Lo dije con mayores fuerzas, porque cuando me hacía estos elogios y oía su voz resonar con la idea de que lo que decía era verdad, aspiraba a ser más digna de ellos. No era demasiado tarde para eso. Aunque aquella noche cerrase yo aquella página imprevista de mi vida, no me bastaría toda ella para merecerla. Y me resultó reconfortante, y como un impulso, y sentí que en mi interior surgía una dignidad que me insuflaba él mientras iba pensando aquellas ideas.

Rompió él el silencio.

—Mal manifestaría yo la confianza que tengo en el ser amado y quien a partir de ahora amaré cada vez más —y la gran solemnidad con que lo dijo me dio al mismo tiempo fuerzas y ganas de llorar— si, después de sus seguridades de que no es libre para pensar en mi amor, insistiera yo en él. Querida Esther, déjame decirte únicamente que la afectuosa idea de ti que me llevé al extranjero se vio exaltada hasta el Cielo cuando volví a casa. Siempre esperé que en la primera hora en que pareciese caer sobre mí un rayo de buena fortuna, podría decírtelo. Siempre temí que te lo dijera en vano. Esta noche se cumplen tanto mis esperanzas como mis temores. Pero te estoy causando dolor. Ya he dicho bastante.

Pareció ocupar mi lugar algo que era como el Ángel que él me consideraba, ¡y sentí mucha pena por la pérdida que había sufrido él!
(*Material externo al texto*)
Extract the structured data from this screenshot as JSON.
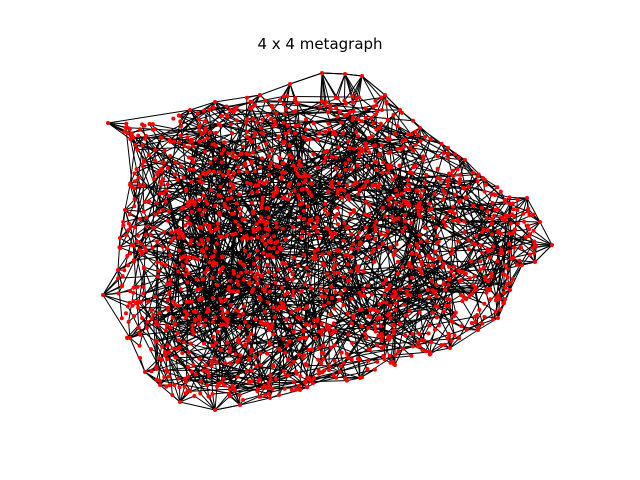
{
  "figure": {
    "title": "4 x 4 metagraph"
  },
  "graph": {
    "node_color": "#ff0000",
    "edge_color": "#000000",
    "background": "#ffffff"
  }
}
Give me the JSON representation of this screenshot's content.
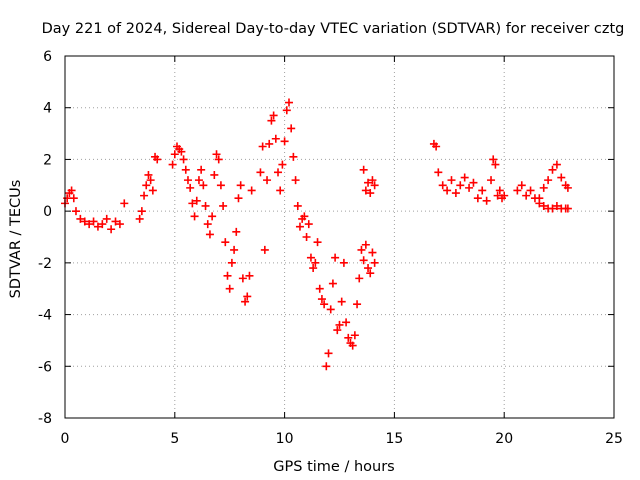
{
  "chart_data": {
    "type": "scatter",
    "title": "Day 221 of 2024, Sidereal Day-to-day VTEC variation (SDTVAR) for receiver cztg",
    "xlabel": "GPS time / hours",
    "ylabel": "SDTVAR / TECUs",
    "xlim": [
      0,
      25
    ],
    "ylim": [
      -8,
      6
    ],
    "xticks": [
      0,
      5,
      10,
      15,
      20,
      25
    ],
    "yticks": [
      -8,
      -6,
      -4,
      -2,
      0,
      2,
      4,
      6
    ],
    "grid": true,
    "marker": "+",
    "color": "#ff0000",
    "series": [
      {
        "name": "SDTVAR",
        "x": [
          0.0,
          0.1,
          0.2,
          0.3,
          0.4,
          0.5,
          0.7,
          0.9,
          1.1,
          1.3,
          1.5,
          1.7,
          1.9,
          2.1,
          2.3,
          2.5,
          2.7,
          3.4,
          3.5,
          3.6,
          3.7,
          3.8,
          3.9,
          4.0,
          4.1,
          4.2,
          4.9,
          5.0,
          5.1,
          5.2,
          5.3,
          5.4,
          5.5,
          5.6,
          5.7,
          5.8,
          5.9,
          6.0,
          6.1,
          6.2,
          6.3,
          6.4,
          6.5,
          6.6,
          6.7,
          6.8,
          6.9,
          7.0,
          7.1,
          7.2,
          7.3,
          7.4,
          7.5,
          7.6,
          7.7,
          7.8,
          7.9,
          8.0,
          8.1,
          8.2,
          8.3,
          8.4,
          8.5,
          8.9,
          9.0,
          9.1,
          9.2,
          9.3,
          9.4,
          9.5,
          9.6,
          9.7,
          9.8,
          9.9,
          10.0,
          10.1,
          10.2,
          10.3,
          10.4,
          10.5,
          10.6,
          10.7,
          10.8,
          10.9,
          11.0,
          11.1,
          11.2,
          11.3,
          11.4,
          11.5,
          11.6,
          11.7,
          11.8,
          11.9,
          12.0,
          12.1,
          12.2,
          12.3,
          12.4,
          12.5,
          12.6,
          12.7,
          12.8,
          12.9,
          13.0,
          13.1,
          13.2,
          13.3,
          13.4,
          13.5,
          13.6,
          13.7,
          13.8,
          13.9,
          14.0,
          14.1,
          13.6,
          13.7,
          13.8,
          13.9,
          14.0,
          14.1,
          16.8,
          16.9,
          17.0,
          17.2,
          17.4,
          17.6,
          17.8,
          18.0,
          18.2,
          18.4,
          18.6,
          18.8,
          19.0,
          19.2,
          19.4,
          19.5,
          19.6,
          19.7,
          19.8,
          19.9,
          20.0,
          20.6,
          20.8,
          21.0,
          21.2,
          21.4,
          21.6,
          21.8,
          22.0,
          22.2,
          22.4,
          22.6,
          22.8,
          22.9,
          21.6,
          21.8,
          22.0,
          22.2,
          22.4,
          22.6,
          22.8,
          22.9
        ],
        "y": [
          0.3,
          0.5,
          0.7,
          0.8,
          0.5,
          0.0,
          -0.3,
          -0.4,
          -0.5,
          -0.4,
          -0.6,
          -0.5,
          -0.3,
          -0.7,
          -0.4,
          -0.5,
          0.3,
          -0.3,
          0.0,
          0.6,
          1.0,
          1.4,
          1.2,
          0.8,
          2.1,
          2.0,
          1.8,
          2.2,
          2.5,
          2.4,
          2.3,
          2.0,
          1.6,
          1.2,
          0.9,
          0.3,
          -0.2,
          0.4,
          1.2,
          1.6,
          1.0,
          0.2,
          -0.5,
          -0.9,
          -0.2,
          1.4,
          2.2,
          2.0,
          1.0,
          0.2,
          -1.2,
          -2.5,
          -3.0,
          -2.0,
          -1.5,
          -0.8,
          0.5,
          1.0,
          -2.6,
          -3.5,
          -3.3,
          -2.5,
          0.8,
          1.5,
          2.5,
          -1.5,
          1.2,
          2.6,
          3.5,
          3.7,
          2.8,
          1.5,
          0.8,
          1.8,
          2.7,
          3.9,
          4.2,
          3.2,
          2.1,
          1.2,
          0.2,
          -0.6,
          -0.3,
          -0.2,
          -1.0,
          -0.5,
          -1.8,
          -2.2,
          -2.0,
          -1.2,
          -3.0,
          -3.4,
          -3.6,
          -6.0,
          -5.5,
          -3.8,
          -2.8,
          -1.8,
          -4.6,
          -4.4,
          -3.5,
          -2.0,
          -4.3,
          -4.9,
          -5.1,
          -5.2,
          -4.8,
          -3.6,
          -2.6,
          -1.5,
          -1.9,
          -1.3,
          -2.2,
          -2.4,
          -1.6,
          -2.0,
          1.6,
          0.8,
          1.1,
          0.7,
          1.2,
          1.0,
          2.6,
          2.5,
          1.5,
          1.0,
          0.8,
          1.2,
          0.7,
          1.0,
          1.3,
          0.9,
          1.1,
          0.5,
          0.8,
          0.4,
          1.2,
          2.0,
          1.8,
          0.6,
          0.8,
          0.5,
          0.6,
          0.8,
          1.0,
          0.6,
          0.8,
          0.5,
          0.3,
          0.2,
          0.1,
          0.1,
          0.2,
          0.1,
          0.1,
          0.1,
          0.5,
          0.9,
          1.2,
          1.6,
          1.8,
          1.3,
          1.0,
          0.9
        ]
      }
    ]
  }
}
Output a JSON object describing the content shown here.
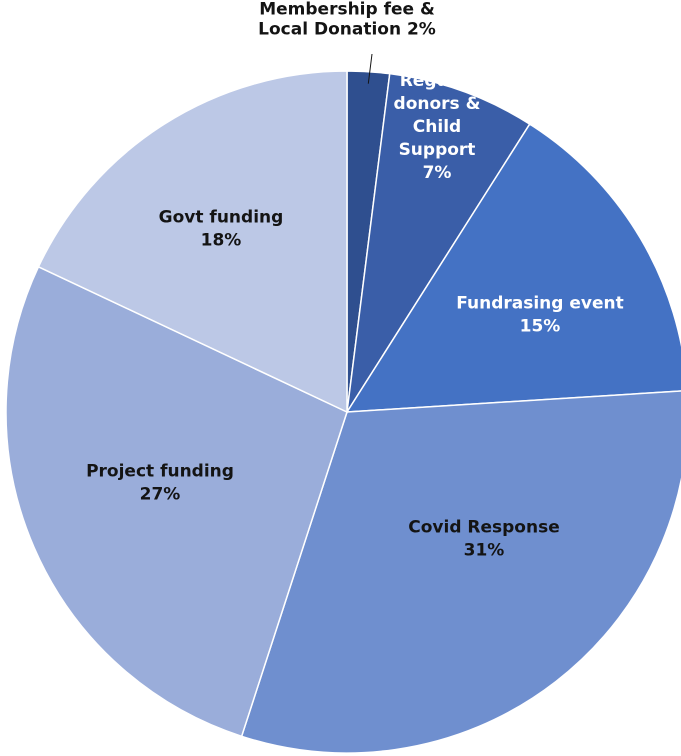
{
  "chart_data": {
    "type": "pie",
    "start_angle_deg": 0,
    "direction": "clockwise",
    "slices": [
      {
        "lines": [
          "Membership  fee &",
          "Local Donation  2%"
        ],
        "value": 2,
        "color": "#2f4f8f",
        "label_color": "#141414"
      },
      {
        "lines": [
          "Regular",
          "donors &",
          "Child",
          "Support",
          "7%"
        ],
        "value": 7,
        "color": "#3a5ea8",
        "label_color": "#ffffff"
      },
      {
        "lines": [
          "Fundrasing event",
          "15%"
        ],
        "value": 15,
        "color": "#4472c4",
        "label_color": "#ffffff"
      },
      {
        "lines": [
          "Covid Response",
          "31%"
        ],
        "value": 31,
        "color": "#6f8fcf",
        "label_color": "#141414"
      },
      {
        "lines": [
          "Project funding",
          "27%"
        ],
        "value": 27,
        "color": "#9aadda",
        "label_color": "#141414"
      },
      {
        "lines": [
          "Govt funding",
          "18%"
        ],
        "value": 18,
        "color": "#bcc8e6",
        "label_color": "#141414"
      }
    ]
  }
}
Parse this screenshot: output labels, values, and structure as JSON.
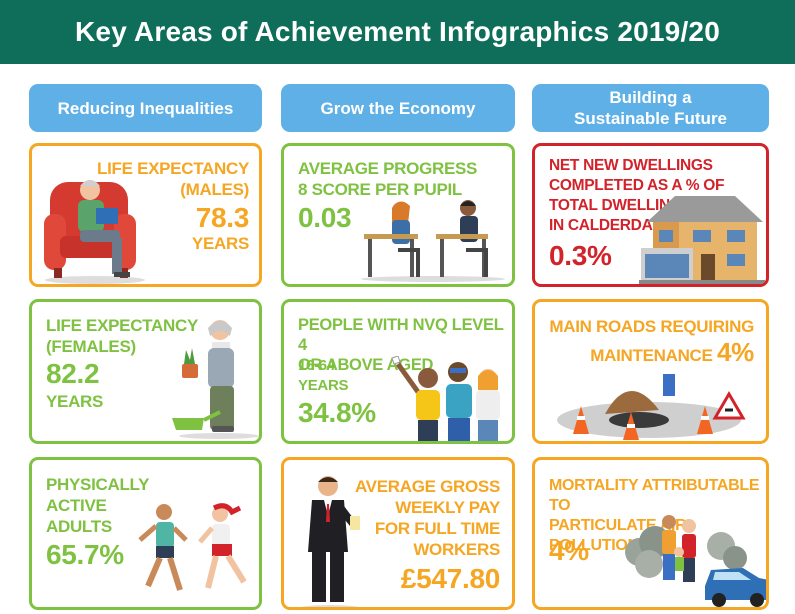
{
  "header": {
    "title": "Key Areas of Achievement Infographics 2019/20"
  },
  "columns": [
    {
      "label": "Reducing Inequalities"
    },
    {
      "label": "Grow the Economy"
    },
    {
      "label_line1": "Building a",
      "label_line2": "Sustainable Future"
    }
  ],
  "cards": {
    "life_expectancy_males": {
      "label_line1": "LIFE EXPECTANCY",
      "label_line2": "(MALES)",
      "value": "78.3",
      "unit": "YEARS"
    },
    "average_progress_8": {
      "label_line1": "AVERAGE PROGRESS",
      "label_line2": "8 SCORE PER PUPIL",
      "value": "0.03"
    },
    "net_new_dwellings": {
      "label_line1": "NET NEW DWELLINGS",
      "label_line2": "COMPLETED AS A % OF",
      "label_line3": "TOTAL DWELLINGS",
      "label_line4": "IN CALDERDALE",
      "value": "0.3%"
    },
    "life_expectancy_females": {
      "label_line1": "LIFE EXPECTANCY",
      "label_line2": "(FEMALES)",
      "value": "82.2",
      "unit": "YEARS"
    },
    "nvq_level_4": {
      "label_line1": "PEOPLE WITH NVQ LEVEL 4",
      "label_line2": "OR ABOVE AGED",
      "label_line3": "16-64",
      "label_line4": "YEARS",
      "value": "34.8%"
    },
    "main_roads_maintenance": {
      "label_line1": "MAIN ROADS REQUIRING",
      "label_line2": "MAINTENANCE",
      "value": "4%"
    },
    "physically_active_adults": {
      "label_line1": "PHYSICALLY",
      "label_line2": "ACTIVE",
      "label_line3": "ADULTS",
      "value": "65.7%"
    },
    "average_gross_weekly_pay": {
      "label_line1": "AVERAGE GROSS",
      "label_line2": "WEEKLY PAY",
      "label_line3": "FOR FULL TIME",
      "label_line4": "WORKERS",
      "value": "£547.80"
    },
    "mortality_particulate": {
      "label_line1": "MORTALITY ATTRIBUTABLE TO",
      "label_line2": "PARTICULATE AIR",
      "label_line3": "POLLUTION",
      "value": "4%"
    }
  },
  "colors": {
    "banner": "#0e6e5a",
    "column_header": "#5fb0e6",
    "green": "#7fc242",
    "orange": "#f5a623",
    "red": "#d2232a"
  },
  "icons": [
    "old-man-armchair-icon",
    "students-desks-icon",
    "house-icon",
    "gardener-woman-icon",
    "graduates-icon",
    "roadworks-icon",
    "runners-icon",
    "businessman-icon",
    "family-car-pollution-icon"
  ]
}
Deseaba ayudarlo en su dolor, igual que ya había deseado cuando mostró su primera conmiseración por mí.

—Querido señor Woodcourt —dije—, antes de que nos separemos esta noche, tengo algo que decirle. Nunca podría decirlo como yo desearía… Nunca lo lograré…, pero…

Antes de que pudiese seguir, tuve que pensar, una vez más, en que había de merecer más su amor y no ser indigna de su sufrimiento.

—… Tengo plena conciencia de su generosidad, y hasta la hora de mi muerte atesoraré su recuerdo. Sé perfectamente lo cambiada que estoy, y sé que no ignora usted mi historia, y sé lo noble que es un amor tan leal como el suyo. Lo que me ha dicho usted no hubiera podido afectarme tanto si procediera de otros labios; porque no existen otros que pudieran hacerlo tan preciado para mí. No se perderá. Hará que yo sea una persona mejor.